The success of a business quite often depends on the success of its marketing efforts. As technology continues to advance, it creates more and more marketing opportunities. With multiple ways to broadcast your message to people, it becomes easier to generate interest and drive engagement.
One of the most successful modern marketing methods is cross-media marketing. It’s an effective way to tell the story of your brand and share with potential customers why your product or service is the best solution for them.
What is cross-media marketing?
Marketing-Schools.org defines cross-media marketing as “using a variety of media forms to integrate your marketing message into peoples’ consciousness…Rather than marketing a product exclusively on a website, cross-marketers use a combination of mobile apps, paid search engine returns, link ads, television commercials, YouTube videos, content marketing, print brochures, radio and television ads, social media, and trade-show marketing. Many forms of cross-media marketing are so subtle that consumers often don’t realize they are being marketed to.”
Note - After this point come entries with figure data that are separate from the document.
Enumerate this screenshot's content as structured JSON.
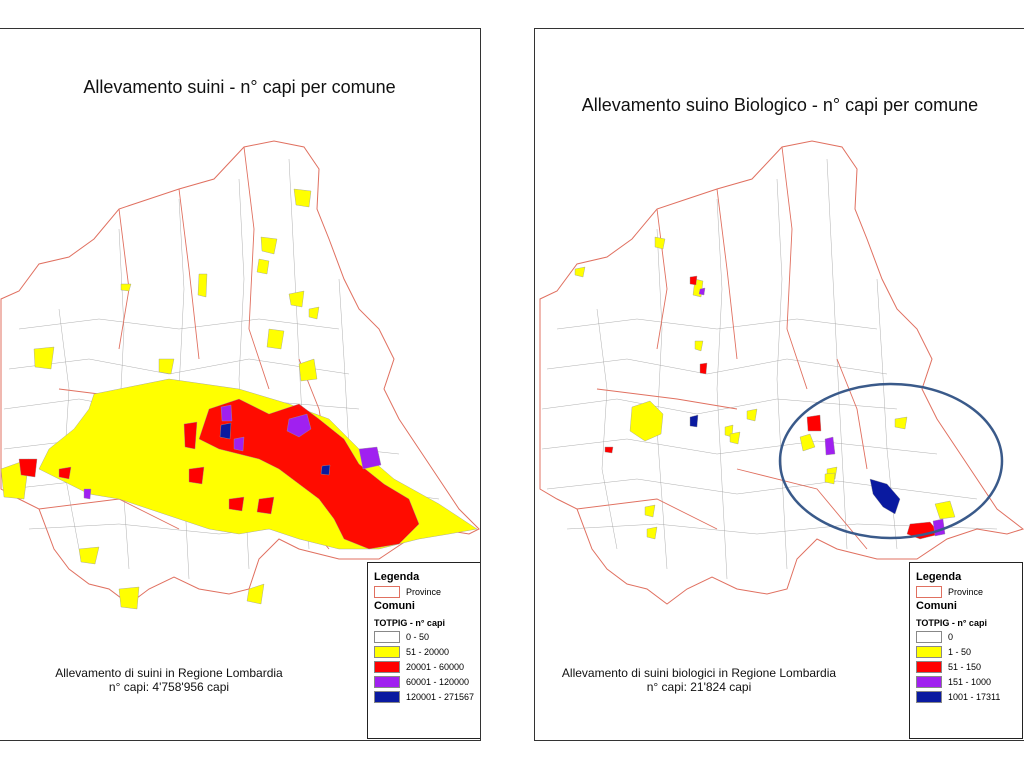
{
  "left_map": {
    "title": "Allevamento suini - n° capi per comune",
    "caption_line1": "Allevamento di suini in Regione Lombardia",
    "caption_line2": "n° capi: 4'758'956 capi",
    "legend": {
      "title": "Legenda",
      "province_label": "Province",
      "comuni_label": "Comuni",
      "field_label": "TOTPIG - n° capi",
      "classes": [
        {
          "label": "0 - 50",
          "color": "#ffffff"
        },
        {
          "label": "51 - 20000",
          "color": "#ffff00"
        },
        {
          "label": "20001 - 60000",
          "color": "#ff0000"
        },
        {
          "label": "60001 - 120000",
          "color": "#a020f0"
        },
        {
          "label": "120001 - 271567",
          "color": "#0a1aa0"
        }
      ]
    }
  },
  "right_map": {
    "title": "Allevamento suino Biologico - n° capi per comune",
    "caption_line1": "Allevamento di suini biologici in Regione Lombardia",
    "caption_line2": "n° capi: 21'824 capi",
    "legend": {
      "title": "Legenda",
      "province_label": "Province",
      "comuni_label": "Comuni",
      "field_label": "TOTPIG - n° capi",
      "classes": [
        {
          "label": "0",
          "color": "#ffffff"
        },
        {
          "label": "1 - 50",
          "color": "#ffff00"
        },
        {
          "label": "51 - 150",
          "color": "#ff0000"
        },
        {
          "label": "151 - 1000",
          "color": "#a020f0"
        },
        {
          "label": "1001 - 17311",
          "color": "#0a1aa0"
        }
      ]
    }
  },
  "colors": {
    "province_border": "#e07060",
    "comune_border": "#9a9a9a",
    "highlight_ellipse": "#3a5a8a"
  }
}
To some marketers, this might seem like a mass media campaign by another name. It might also seem to be the opposite of targeted marketing that many businesses find the be crucial to reaching their audiences. The truth is that new marketing strategies and technologies make it easy to employ cross-media communication campaigns in a targeted and tactical way.
How to effectively plan a cross-media storytelling strategy
The most important part of marketing is to understand who your customers are, so you’re not wasting valuable resources, like time and money, trying to reach people who can’t or won’t buy what your business is marketing. No matter how good or revolutionary your product is, it’s probably not a fit for everyone, because factors like price, availability, and use mean that it automatically leaves some audiences ineligible as customers. That’s why customer personas and targeted marketing are so important to business marketing.
So how do you use cross-media marketing without simply blanketing your message across every channel? By using all the channels but targeting your messages to only appear on those channels to the most relevant audiences.
For instance, you may run a software company that has developed a time and project management tracking system. Through your market research, you’ve noticed that this is a product that is useful for both college students and business professionals. This prompts you to buy ads on platforms most used by these audiences – Instagram and LinkedIn. You use their ad placement software to target users aged 18-22 on Instagram, while you target people with the title “business manager” and “project manager” on LinkedIn. You can also use retargeting to use banner ads to appear on the web pages of people who’ve clicked through your ads or visited your site. This effectively combines cross-media marketing with a thoughtful, targeted strategy.
Larger companies with a bigger market share, such as Apple, might use other cross-media marketing methods as well. In addition to billboards, commercials, print ads, and digital banners, they might also pay for product placement in movies where characters use their product on screen. This additional emphasis is a subtle way to create additional product associations and brand awareness in the minds of customers.
Using the platforms your customers are already engaging with – whether it’s social media, radio ads, or magazine advertising – is a natural way to grow your brand awareness and amplify your cross-media marketing strategy. You don’t have to do everything or pay for advertising everywhere, you just need to do a few things effectively. Ultimately, the cross-media marketing channels and strategy that work for your business will depend on your budget, audience, and product. Starting small – working with a few channels whose success you can easily monitor through accurate analytics – is a good strategy to begin with and a way to build a solid foundation of marketing and brand awareness.